На самом деле мой «кабинет» еще недавно был кладовкой – такой узкой, что при каждом неосторожном движении я задевал за стены локтями. Чтобы закрыть за собой дверь, мне приходилось придвигать стул вплотную к дальней стене. На ней сохранилось несколько полок, нижняя из которых служила мне письменным столом. Сейчас я облокотился на нее и подпер голову левой рукой. В правой я по-прежнему сжимал карандаш.

«Когда Мэгги очнулась…»

Стоп.

До сих пор, когда я произношу эти слова, меня охватывают удивление и восторг. Каждый раз, когда я произношу эту фразу, – пусть даже мысленно, про себя, – мне кажется, что Небеса вот-вот разверзнутся, вниз спустится большая, сверкающая труба и Бог позволит мне потрубить в нее минут пять, чтобы весь мир услышал, как я кричу: «Эй, вы! Слушайте!! Мэгги очнулась!!!»

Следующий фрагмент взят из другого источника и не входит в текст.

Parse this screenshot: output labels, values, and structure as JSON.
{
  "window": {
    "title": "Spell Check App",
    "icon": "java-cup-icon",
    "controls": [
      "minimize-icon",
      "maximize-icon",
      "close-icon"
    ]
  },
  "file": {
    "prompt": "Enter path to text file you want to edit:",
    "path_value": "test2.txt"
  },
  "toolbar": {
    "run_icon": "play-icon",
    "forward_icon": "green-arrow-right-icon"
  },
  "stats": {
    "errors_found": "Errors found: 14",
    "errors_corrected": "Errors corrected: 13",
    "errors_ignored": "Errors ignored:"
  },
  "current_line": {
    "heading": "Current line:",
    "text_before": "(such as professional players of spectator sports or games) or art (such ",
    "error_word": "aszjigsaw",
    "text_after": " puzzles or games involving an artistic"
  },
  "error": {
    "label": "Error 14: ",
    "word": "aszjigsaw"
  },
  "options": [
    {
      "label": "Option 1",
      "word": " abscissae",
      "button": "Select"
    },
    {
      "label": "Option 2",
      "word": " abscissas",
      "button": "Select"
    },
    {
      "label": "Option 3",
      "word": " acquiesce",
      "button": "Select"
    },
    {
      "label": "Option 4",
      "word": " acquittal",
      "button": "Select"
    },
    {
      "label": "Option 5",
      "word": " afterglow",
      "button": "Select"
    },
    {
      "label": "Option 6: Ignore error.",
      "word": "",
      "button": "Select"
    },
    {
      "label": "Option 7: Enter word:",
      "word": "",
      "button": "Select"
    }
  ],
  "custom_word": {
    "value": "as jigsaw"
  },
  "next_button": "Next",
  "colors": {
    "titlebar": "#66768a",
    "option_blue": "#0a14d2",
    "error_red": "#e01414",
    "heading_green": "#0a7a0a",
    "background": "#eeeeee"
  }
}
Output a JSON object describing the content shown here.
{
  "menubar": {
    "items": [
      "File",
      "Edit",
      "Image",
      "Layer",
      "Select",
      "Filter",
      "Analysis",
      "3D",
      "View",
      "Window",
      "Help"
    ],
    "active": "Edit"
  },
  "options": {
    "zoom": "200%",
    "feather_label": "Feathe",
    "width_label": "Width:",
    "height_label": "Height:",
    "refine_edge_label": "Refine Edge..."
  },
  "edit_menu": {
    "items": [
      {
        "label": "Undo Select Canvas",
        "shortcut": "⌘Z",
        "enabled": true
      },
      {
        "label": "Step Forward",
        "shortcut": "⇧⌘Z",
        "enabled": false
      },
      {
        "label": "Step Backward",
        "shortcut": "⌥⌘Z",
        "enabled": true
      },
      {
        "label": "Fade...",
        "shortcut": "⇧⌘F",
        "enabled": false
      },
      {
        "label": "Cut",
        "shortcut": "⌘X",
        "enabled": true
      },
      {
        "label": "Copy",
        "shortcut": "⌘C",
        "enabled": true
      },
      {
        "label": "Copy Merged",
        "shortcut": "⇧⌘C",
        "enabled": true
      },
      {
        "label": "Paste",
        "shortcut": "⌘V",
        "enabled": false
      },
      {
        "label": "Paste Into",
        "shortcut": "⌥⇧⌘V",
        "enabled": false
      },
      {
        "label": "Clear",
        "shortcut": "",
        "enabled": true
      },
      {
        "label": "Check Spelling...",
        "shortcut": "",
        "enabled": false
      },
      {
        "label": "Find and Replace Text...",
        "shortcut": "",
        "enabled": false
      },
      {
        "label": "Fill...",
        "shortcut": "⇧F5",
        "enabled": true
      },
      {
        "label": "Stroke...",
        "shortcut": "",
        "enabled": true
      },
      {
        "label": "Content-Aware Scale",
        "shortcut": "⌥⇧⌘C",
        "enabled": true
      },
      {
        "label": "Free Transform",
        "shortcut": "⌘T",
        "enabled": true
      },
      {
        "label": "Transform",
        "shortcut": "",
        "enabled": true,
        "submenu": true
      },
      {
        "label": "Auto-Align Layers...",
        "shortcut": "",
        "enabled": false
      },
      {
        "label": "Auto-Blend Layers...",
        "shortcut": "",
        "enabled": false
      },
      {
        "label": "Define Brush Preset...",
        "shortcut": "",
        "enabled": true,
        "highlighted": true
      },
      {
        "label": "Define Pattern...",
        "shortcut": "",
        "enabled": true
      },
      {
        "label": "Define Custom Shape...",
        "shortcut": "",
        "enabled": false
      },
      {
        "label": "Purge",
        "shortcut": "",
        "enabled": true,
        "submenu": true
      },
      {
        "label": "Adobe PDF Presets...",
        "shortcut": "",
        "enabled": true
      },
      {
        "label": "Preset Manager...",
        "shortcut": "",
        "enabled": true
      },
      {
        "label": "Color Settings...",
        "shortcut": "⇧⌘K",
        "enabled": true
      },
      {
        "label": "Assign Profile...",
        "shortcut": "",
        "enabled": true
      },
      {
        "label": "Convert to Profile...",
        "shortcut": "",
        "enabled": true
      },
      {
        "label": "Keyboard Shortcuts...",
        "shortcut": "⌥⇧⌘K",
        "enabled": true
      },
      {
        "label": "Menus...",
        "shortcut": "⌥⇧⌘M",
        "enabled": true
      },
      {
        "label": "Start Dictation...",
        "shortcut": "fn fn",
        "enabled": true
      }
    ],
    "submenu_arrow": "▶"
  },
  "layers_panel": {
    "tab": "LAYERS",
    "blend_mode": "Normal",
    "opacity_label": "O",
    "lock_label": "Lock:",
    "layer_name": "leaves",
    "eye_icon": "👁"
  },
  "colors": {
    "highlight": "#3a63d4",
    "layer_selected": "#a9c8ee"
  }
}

Сейчас, однако, на полке-столе передо мной лежала серьезная проблема объемом в три сотни рукописных страниц. Едва вернувшись домой, Мэгги попросила, нет – потребовала, чтобы я подробно описал все, что́ я делал без нее. Я обещал – и сдержал слово. Я начал с той страшной ночи в середине августа, когда умер наш первенец, и закончил днем, когда семнадцать с лишним месяцев назад, в канун Нового года, Мэгги проснулась. Я прижимал исписанные страницы вспотевшими ладонями, и в душе моей кипела нешуточная битва. Я разглядывал написанные мною слова и знал, что нарисованные мною картины способны вновь заставить кровоточить раны, которые еще даже не начали заживать. А еще я знал, что, помимо боли, эти вновь открывшиеся раны способны сделать невыносимым то ощущение вины и ответственности, которое Мэгги не могла высказать, но которое огромными буквами было написано на ее лице каждый раз, когда нам в очередной раз не удавалось об этом поговорить.

С другой стороны, я еще никогда не лгал Мэгги. Никогда. А вот теперь, кажется, собирался… Во всяком случае, передо мной лежало два варианта рукописи, две версии произошедших за эти месяцы событий. Одна из них, скрупулезно отредактированная, словно адаптированная для детей книга, предназначалась для Мэгги. Мне казалось, что такой причесанный вариант рукописи вполне способен утолить ее желание узнать, что происходило в моей жизни, пока она лежала в коме, и в то же время он был лишен тех жестоких, ранящих подробностей, которые содержались в полной версии событий. Вторую версию я написал для себя. Это был, так сказать, оригинальный, авторский вариант, который мог ранить ее очень глубоко, ибо содержал все мои страхи, сомнения и колебания. Я и написал-то его только потому, что нечто глубоко внутри меня требовало излить все пережитое и перечувствованное на бумаге, очистить душу от всего темного и страшного, что в ней скопилось, от всех секретов и откровенных бесед с самим собой, которые я никогда не осмеливался озвучить.